From Queensland’s junior system, jerseys presented by Jonathan Thurston and training under Wayne Bennett’s watch, to the least experienced NSW debutant in Origin history.
A four-game ban, five-figure fine and the NRL Integrity Unit. Now Islam, Ramadan and Sonny Bill Williams.
Homespun hill sprints and backyard time trials. Then 50,000 XXXX-fuelled Queenslanders and rugby league’s most spine-tingling stage.
Fifteen minutes with softly spoken, man child mountain Payne Haas, and you still only scratch the surface.
Warts and all though, it’s all there. And all the way, a family of 12 that drives everything this 194cm, 119kg teenager does.
Older brother Chase – who became a quadriplegic after the high-speed car crash from which Payne was named almost two decades ago.
Dad Gregor, who would drop his children "four, six, eight kilometres from home", and time their run back behind the family minibus.
Mum Joan, who "came from nothing", but has given everything to have him realise his rugby league dream.
"This is a credit to my parents," Haas says on his first day in NSW camp.
"This ain't just me. This is my parents, all the hard work that they've put into me. I'm just repaying them by making teams like this.
"We've gone through it together from a young age and I can't put into words how much this means for Chase and for me.

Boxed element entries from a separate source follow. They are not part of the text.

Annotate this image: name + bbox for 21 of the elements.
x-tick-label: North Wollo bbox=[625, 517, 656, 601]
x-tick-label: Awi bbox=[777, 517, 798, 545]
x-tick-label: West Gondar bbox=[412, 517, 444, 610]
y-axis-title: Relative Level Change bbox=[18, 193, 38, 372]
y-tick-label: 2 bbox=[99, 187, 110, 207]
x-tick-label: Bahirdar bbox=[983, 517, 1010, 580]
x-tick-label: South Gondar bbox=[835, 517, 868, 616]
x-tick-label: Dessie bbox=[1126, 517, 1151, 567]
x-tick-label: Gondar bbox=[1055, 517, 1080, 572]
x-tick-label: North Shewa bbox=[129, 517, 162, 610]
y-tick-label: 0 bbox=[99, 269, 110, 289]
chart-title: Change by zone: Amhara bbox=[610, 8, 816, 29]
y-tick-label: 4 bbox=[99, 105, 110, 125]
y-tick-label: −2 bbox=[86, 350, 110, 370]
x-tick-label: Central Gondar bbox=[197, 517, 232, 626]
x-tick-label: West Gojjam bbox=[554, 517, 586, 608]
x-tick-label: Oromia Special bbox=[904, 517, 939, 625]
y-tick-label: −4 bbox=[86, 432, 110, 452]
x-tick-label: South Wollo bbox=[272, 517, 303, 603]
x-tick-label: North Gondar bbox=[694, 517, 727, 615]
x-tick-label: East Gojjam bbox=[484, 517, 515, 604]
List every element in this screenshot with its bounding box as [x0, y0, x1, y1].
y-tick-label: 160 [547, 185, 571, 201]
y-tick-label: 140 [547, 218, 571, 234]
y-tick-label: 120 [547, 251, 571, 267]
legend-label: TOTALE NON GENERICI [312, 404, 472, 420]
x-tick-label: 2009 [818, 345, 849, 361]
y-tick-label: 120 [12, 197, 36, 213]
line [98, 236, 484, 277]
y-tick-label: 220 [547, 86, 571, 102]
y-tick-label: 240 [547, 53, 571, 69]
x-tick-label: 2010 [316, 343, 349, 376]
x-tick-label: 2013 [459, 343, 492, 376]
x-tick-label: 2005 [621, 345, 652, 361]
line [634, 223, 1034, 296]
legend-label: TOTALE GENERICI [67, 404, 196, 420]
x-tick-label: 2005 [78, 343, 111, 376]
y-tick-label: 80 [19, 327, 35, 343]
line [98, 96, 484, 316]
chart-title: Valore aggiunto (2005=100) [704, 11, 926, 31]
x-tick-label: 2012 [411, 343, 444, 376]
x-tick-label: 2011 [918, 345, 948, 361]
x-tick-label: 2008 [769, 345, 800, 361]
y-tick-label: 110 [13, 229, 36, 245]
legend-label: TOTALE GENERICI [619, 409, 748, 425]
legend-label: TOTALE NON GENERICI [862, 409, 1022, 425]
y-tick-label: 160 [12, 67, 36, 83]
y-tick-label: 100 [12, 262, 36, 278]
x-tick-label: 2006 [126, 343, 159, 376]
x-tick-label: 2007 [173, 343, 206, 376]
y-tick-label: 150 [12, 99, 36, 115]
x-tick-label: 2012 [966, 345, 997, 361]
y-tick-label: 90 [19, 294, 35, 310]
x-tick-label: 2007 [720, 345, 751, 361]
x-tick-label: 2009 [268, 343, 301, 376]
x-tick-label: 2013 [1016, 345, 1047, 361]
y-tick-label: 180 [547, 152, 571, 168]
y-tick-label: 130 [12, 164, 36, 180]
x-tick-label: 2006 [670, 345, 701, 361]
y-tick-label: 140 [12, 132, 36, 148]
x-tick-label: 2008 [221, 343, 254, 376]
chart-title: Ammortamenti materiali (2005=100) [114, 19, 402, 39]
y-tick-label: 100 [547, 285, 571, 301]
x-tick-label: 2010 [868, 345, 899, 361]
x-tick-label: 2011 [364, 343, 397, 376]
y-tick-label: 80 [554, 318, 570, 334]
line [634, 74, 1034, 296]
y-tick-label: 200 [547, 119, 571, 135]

"This is my reward to my whole family. We've been through a lot from (when we were) kids.
"From a young age dad was saying that I would play Origin one day. I think that's why dad was so harsh on me at a young age, he treated us different from other kids. We had to train hard.
"Instead of getting lollies or ice cream, we would be running around, but it's all happening now.
"I didn't grow up with much. My parents didn't grow up with much, I just want to repay them and show them how much their work has paid off.
"My mum, especially, she came from nothing. This is just a way of me giving back to them, showing her what she did for me."
The past few months alone, Haas and his family have been through plenty, and there's plenty more to come.
Breaking down the Blues' Origin I team
This week Joan will face sentencing after being charged with assault occasioning bodily harm from a road rage incident on the Gold Coast last year.
Off-field incidents involving his family, and Haas’s failure to co-operate with the NRL Integrity Unit’s investigation into them, cost him $20,000 and four games to start the year with Brisbane.
Haas hears the reports, the comments, and knows what’s at stake for those that matter most while he is in Blues camp.
"It's hard when people talk about my mum and dad, that gets a bit tough," he says.
"But my mum and dad are pretty strong people. They always try to back me and I'm always trying to back them too.
"They just tell me 'don't worry about the stuff that's going on with us. Just keep on working hard, put your head down and just focus on your goals. Just be you'."
Haas credits his recent conversion to Islam for that focus.
His face plastered on the nightly news for his younger brothers and sisters to see, his off-field dramas sparked his dramatic overhaul.
He now abstains from alcohol, and while he continues observing Ramadan, food and even water from sunrise to sunset.
"I had no religion beforehand. But I've been following Islam for a bit," Haas says.
"I felt like I was going down the wrong path a bit, probably at the end of last year. I felt like I needed a change. I went to Islam, I found it and it's taught me a lot.
"It just made sense to have good people around me. I know people who are Muslim too and they've taught me a lot."
His new faith means a 4:30am rise for "oats or protein" and "a lot of water so I’m well hydrated", with the Islamic holiday ending a day before his Origin debut.
Right there with him is three-code champion Sonny Bill Williams.
With Williams one of few to enjoy as immediate impact at such a young age, and experience similar trials and tribulations that come with it, Haas treasures their friendship.
"I speak to Sonny, Sonny's a real good brother of mine," Haas says.
"He's always messaging me, making sure I'm alright. He's always providing good guidance for me.
"I'm learning off one of the best ever to do it. He's giving me life advice, I ask more things about life. But he's always messaging me, asking how I am.
"Telling me ‘Just be yourself. Don't change for nobody. Just be yourself."
Haas is a New South Welshman. Doggedly so. But not before first tasting representative footy as a Queenslander.
Had he and his family moved to the Sunshine State a year or too earlier, the maroon he first wore aged 14 could well have been permanent.
"I was actually in the QAS system at one stage," he grins.
"I was 14 when I went there, I was there for one year but I always wanted to play for NSW. As soon as I got chosen for NSW I knew that's where my heart was.
"Wayne Bennett was around then, he did come in for a few training sessions then. It didn't feel right though."